Microsoft has thrown its weight behind Anthropic’s legal challenge against the Pentagon, filing a court brief in support of the AI company’s effort to overturn an aggressive designation that effectively bars it from government work.
In an amicus brief submitted to a federal court in San Francisco this week, Microsoft, which integrates Anthropic’s AI tools into systems it provides to the US military, argued that a temporary restraining order was necessary to prevent serious disruption to suppliers whose products rely on the AI company’s technology. Google, Amazon, Apple and OpenAI have also signed on to a brief in support of Anthropic.
In a statement to the Guardian, Microsoft said: “The Department of War needs reliable access to the country’s best technology. And everyone wants to ensure AI is not used for mass domestic surveillance or to start a war without human control. The government, the entire tech sector, and the American public need a path to achieve all these goals together.”
Microsoft is one of the Pentagon’s most deeply embedded tech partners, holding a share of the military’s Joe Biden-era $9bn Joint Warfighting Cloud Capability contract alongside Amazon, Google and Oracle, as well as separate software and enterprise services deals worth several billion dollars more.
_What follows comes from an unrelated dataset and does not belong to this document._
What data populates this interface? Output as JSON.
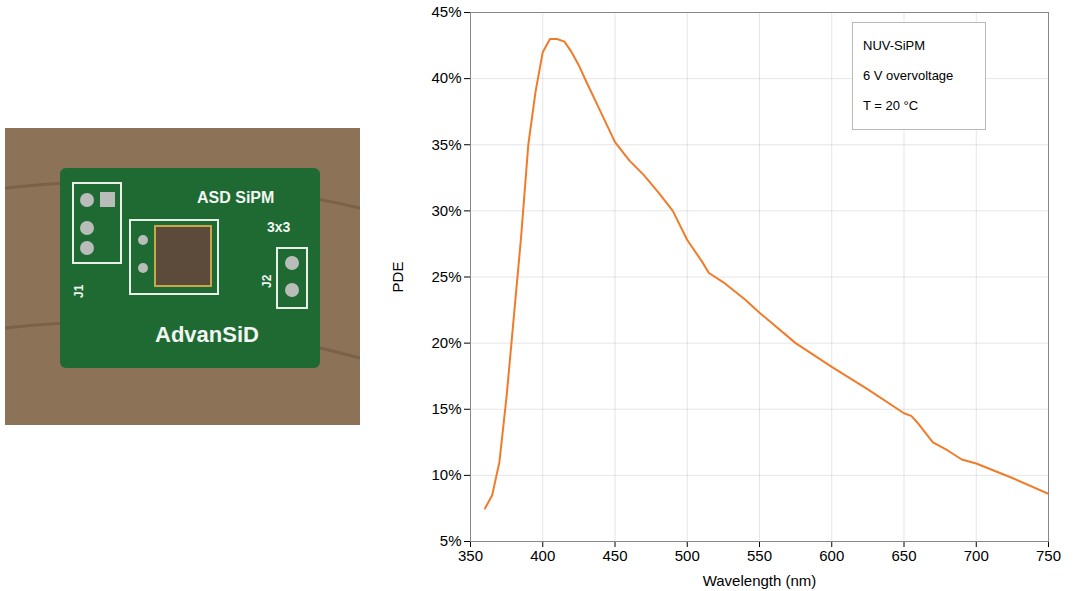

Microsoft’s contracts with the government span defense, intelligence and civilian agencies, and under the Trump administration in September, Microsoft struck another multibillion-dollar deal to help usher along cloud services and AI advancement in the federal government.
The filing comes after Anthropic launched two lawsuits on Monday – one in federal court in California and one in the DC circuit court of appeals – challenging the Pentagon’s decision to label it a supply-chain risk, a designation that has never previously been applied to a US company.
The dispute stems from collapsed contract negotiations last month over a $200m deal to deploy Anthropic’s AI on classified military systems just as the US readied for its war on Iran.
Talks fell apart after Anthropic insisted its technology should not be used for mass surveillance of US citizens or to power autonomous lethal weapons, which led to Pete Hegseth, the defense secretary, dubbing the company a supply-chain risk. Last week, the Pentagon formally notified Anthropic of the decision, and the company says its government contracts have already begun to be cancelled. On Thursday, the Pentagon’s chief technology officer, Emil Michael, told CNBC “there’s no chance” the agency renegotiates with Anthropic after the designation.
In its complaint, Anthropic explained the limits and its hesitations behind its own technology. “Anthropic currently does not have confidence, for example, that Claude would function reliably or safely if used to support lethal autonomous warfare,” the filing read. “These usage restrictions are therefore rooted in Anthropic’s unique understanding of Claude’s risks and limitations.”
The company also said its first amendment rights were under attack, arguing the Pentagon had used the supply-chain risk designation – typically reserved for firms with ties to foreign adversaries such as China – as ideological punishment for its public stance on AI safety.
Meanwhile, an ongoing Pentagon investigation into the Tomahawk military strike on an Shajarah Tayyebeh elementary school that reportedly killed at least 175 people, according to Iranian officials, has reportedly found in its preliminary examination that Washington was responsible for the killings. It’s unclear if AI was used in the strikes, which appear to have been caused by a targeting mistake based on outdated data from the US Defense Intelligence Agency, people familiar with the investigation told the New York Times.
On Thursday, House Democrats sent a letter to the Pentagon, raising concerns about the “broader pattern of civilian harm from US and Israeli strikes in Iran” and pressing for more information on the role of artificial intelligence in choosing targets.
“If artificial intelligence is used, is it subject to human review and at what point?” the lawmakers wrote. “Was artificial intelligence, including the use of Maven Smart System, used to identify the Shajarah Tayyebeh school as a target? If so, did a human verify the accuracy of this target?”